Расцвет ее женственности совпал по времени со зрелостью профессиональной. Она испытывает на сцене ни с чем не сравнимое чувство свободы – техническая сторона танца, грамматика поз и движений отошли на задний план, сделались чем-то само собой разумеющимся, как дыхание, слух. Ей комфортно, радостно, легко с собственным послушным телом: не надо держать в уме танцевальную фразу, отсчитывать такты, думать в момент исполнения, как бы ни переплелись случайно узелки, с помощью которых ты вяжешь кружево вариаций: узор складывается непроизвольно, словно бы сам по себе – настроением, силой игры, накалом испытываемых тобою чувств. Профессионально-наживное, вобравшее артистическую и человеческую ее индивидуальность, превратилось в феномен: танец Кшесинской.
Его называли по-разному. «Образцово классицистским», «академическим», «имперским», «русским ампиром». За терминологией пропадала ее поразительная техника, неуловимая изюминка стиля, особая, присущая только ей аранжировка пластики, которую впоследствии называли колоратурной, то «лица необщим выраженье», благодаря которому в короткий миг различаешь среди высыпавших на помост балерин истинную звезду. Долго не признававший Кшесинскую балетный критик Аким Волынский написал однажды, посмотрев ее Китри-Дульсинею в «Дон Кихоте»:
«От вычурно кричащих линий ее демонического искусства веет иногда морозным холодком. Но временами богатая техника артистки кажется чудом настоящего и притом высокого искусства. В такие минуты публика разражается неистовыми аплодисментами, воплями сумасшедшего восторга. А черноглазая дьяволица балета без конца повторяет под «браво» всего зала свои невиданные фигуры, свой ослепительно прекрасный диагональный танец через сцену».

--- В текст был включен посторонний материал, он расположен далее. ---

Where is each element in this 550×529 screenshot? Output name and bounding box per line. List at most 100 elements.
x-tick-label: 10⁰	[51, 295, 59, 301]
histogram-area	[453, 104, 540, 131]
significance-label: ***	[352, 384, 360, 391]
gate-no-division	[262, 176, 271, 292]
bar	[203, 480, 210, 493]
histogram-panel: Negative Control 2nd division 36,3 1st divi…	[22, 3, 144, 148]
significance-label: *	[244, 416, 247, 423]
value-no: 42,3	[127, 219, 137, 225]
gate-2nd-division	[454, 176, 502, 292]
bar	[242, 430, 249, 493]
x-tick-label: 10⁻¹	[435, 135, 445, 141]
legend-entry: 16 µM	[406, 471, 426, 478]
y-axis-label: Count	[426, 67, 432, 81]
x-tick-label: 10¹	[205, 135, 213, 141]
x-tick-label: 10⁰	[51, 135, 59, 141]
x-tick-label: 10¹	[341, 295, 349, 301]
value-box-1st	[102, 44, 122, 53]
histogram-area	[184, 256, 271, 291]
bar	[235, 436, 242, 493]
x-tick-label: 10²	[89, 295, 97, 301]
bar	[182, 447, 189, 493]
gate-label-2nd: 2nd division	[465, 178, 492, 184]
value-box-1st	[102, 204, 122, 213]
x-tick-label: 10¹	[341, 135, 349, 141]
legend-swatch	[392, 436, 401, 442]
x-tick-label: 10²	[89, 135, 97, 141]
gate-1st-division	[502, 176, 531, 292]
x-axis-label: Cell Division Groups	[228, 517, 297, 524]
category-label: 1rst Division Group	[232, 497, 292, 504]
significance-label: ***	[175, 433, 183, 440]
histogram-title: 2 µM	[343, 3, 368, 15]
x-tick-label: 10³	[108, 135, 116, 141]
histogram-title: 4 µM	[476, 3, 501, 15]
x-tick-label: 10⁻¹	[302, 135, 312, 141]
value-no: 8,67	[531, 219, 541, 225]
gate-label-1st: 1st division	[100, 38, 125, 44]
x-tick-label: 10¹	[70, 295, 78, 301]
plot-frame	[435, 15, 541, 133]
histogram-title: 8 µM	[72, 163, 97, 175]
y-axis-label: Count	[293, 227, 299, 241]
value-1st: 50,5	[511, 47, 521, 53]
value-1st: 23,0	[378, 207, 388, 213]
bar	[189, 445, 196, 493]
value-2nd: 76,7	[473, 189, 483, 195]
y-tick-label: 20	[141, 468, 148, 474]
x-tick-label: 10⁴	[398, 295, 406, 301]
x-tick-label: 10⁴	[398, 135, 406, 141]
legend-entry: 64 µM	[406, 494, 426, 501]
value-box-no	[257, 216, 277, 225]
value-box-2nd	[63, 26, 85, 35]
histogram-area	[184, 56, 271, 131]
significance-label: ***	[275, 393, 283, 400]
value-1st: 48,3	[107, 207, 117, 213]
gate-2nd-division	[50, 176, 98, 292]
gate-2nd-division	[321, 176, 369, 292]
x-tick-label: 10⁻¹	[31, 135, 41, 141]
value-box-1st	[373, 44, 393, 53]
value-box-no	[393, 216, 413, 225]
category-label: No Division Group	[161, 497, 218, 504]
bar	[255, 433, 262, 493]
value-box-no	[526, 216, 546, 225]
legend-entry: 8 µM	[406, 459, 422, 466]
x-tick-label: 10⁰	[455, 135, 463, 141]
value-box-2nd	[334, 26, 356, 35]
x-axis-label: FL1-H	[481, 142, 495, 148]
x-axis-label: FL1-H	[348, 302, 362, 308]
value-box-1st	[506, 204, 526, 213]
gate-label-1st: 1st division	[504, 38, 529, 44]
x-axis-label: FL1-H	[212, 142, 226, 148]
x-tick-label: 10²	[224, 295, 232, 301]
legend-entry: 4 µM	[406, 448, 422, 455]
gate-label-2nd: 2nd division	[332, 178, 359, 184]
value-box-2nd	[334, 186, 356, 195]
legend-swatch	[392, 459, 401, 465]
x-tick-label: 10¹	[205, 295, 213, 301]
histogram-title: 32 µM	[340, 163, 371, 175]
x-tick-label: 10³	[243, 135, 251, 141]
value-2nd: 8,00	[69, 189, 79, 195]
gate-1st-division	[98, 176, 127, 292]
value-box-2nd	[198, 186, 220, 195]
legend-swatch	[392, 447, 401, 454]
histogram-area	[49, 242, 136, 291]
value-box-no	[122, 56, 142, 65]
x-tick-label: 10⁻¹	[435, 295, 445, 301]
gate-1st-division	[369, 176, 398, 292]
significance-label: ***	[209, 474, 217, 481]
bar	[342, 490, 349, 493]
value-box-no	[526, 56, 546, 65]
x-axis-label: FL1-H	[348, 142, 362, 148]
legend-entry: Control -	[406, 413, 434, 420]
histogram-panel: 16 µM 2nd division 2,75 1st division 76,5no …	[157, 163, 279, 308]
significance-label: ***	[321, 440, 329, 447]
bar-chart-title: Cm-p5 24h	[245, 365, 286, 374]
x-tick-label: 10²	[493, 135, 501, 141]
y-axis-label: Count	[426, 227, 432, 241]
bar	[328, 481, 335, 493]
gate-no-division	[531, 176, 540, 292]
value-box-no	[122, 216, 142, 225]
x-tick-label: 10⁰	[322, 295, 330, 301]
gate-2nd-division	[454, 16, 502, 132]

Звучали, впрочем, в ее адрес и иные эпитеты. Кшесинскую упрекали за художественный консерватизм, нечуткость к новым веяниям. Люто ненавидевший прима-балерину очередной директор императорских театров Владимир Аркадьевич Теляковский, в прошлом – выпускник Академии генштаба, кавалерийский полковник, называл ее стиль торжеством вульгарной пошлости, вызовом общественному приличию. В опубликованных им записках в негодующем тоне говорится о ее коротком костюме, толстых развороченных ногах и раскрытых руках, выражающих «полное самодовольство, призыв публики в объятия».
На пятом месяце беременности она все еще танцует: в «Дочери фараона», «Коньке-Горбунке», «Пахите», «Спящей красавице» (вершине своего исполнительского мастерства), «Эсмеральде», «Дон Кихоте». Давно пора перевести дыхание, но, вот, поди ж ты: именно в феврале, накануне Великого Поста, в Эрмитаже ставятся для членов императорской фамилии и приглашенных Двором высоких особ камерные балеты и небольшие развлекательные пьески. Такое событие да без нее? Ни в коем случае!
Имя Кшесинской – на свежей афише: роль Камарго в мини-балете Делиба «Ученики господина Дюпрэ». В первом действии она в костюме субретки, во втором в тюниках. Искуснейший Бакст сделал все возможное, чтобы скрыть ее полноту: на ней переливающийся блестками прелестный костюм, усыпанный розовыми цветами, прическа в стиле женских портретов Брюллова. Смелость города берет. (В.А. Теляковский замечает в дневниковой записи от 3 января 1902 года: «Лаппа сообщил мне, что Кшесинская сама рассказывает, что она беременна; желая продолжать все же танцевать, она некоторые части балета переделала, чтобы избежать рискованных движений».)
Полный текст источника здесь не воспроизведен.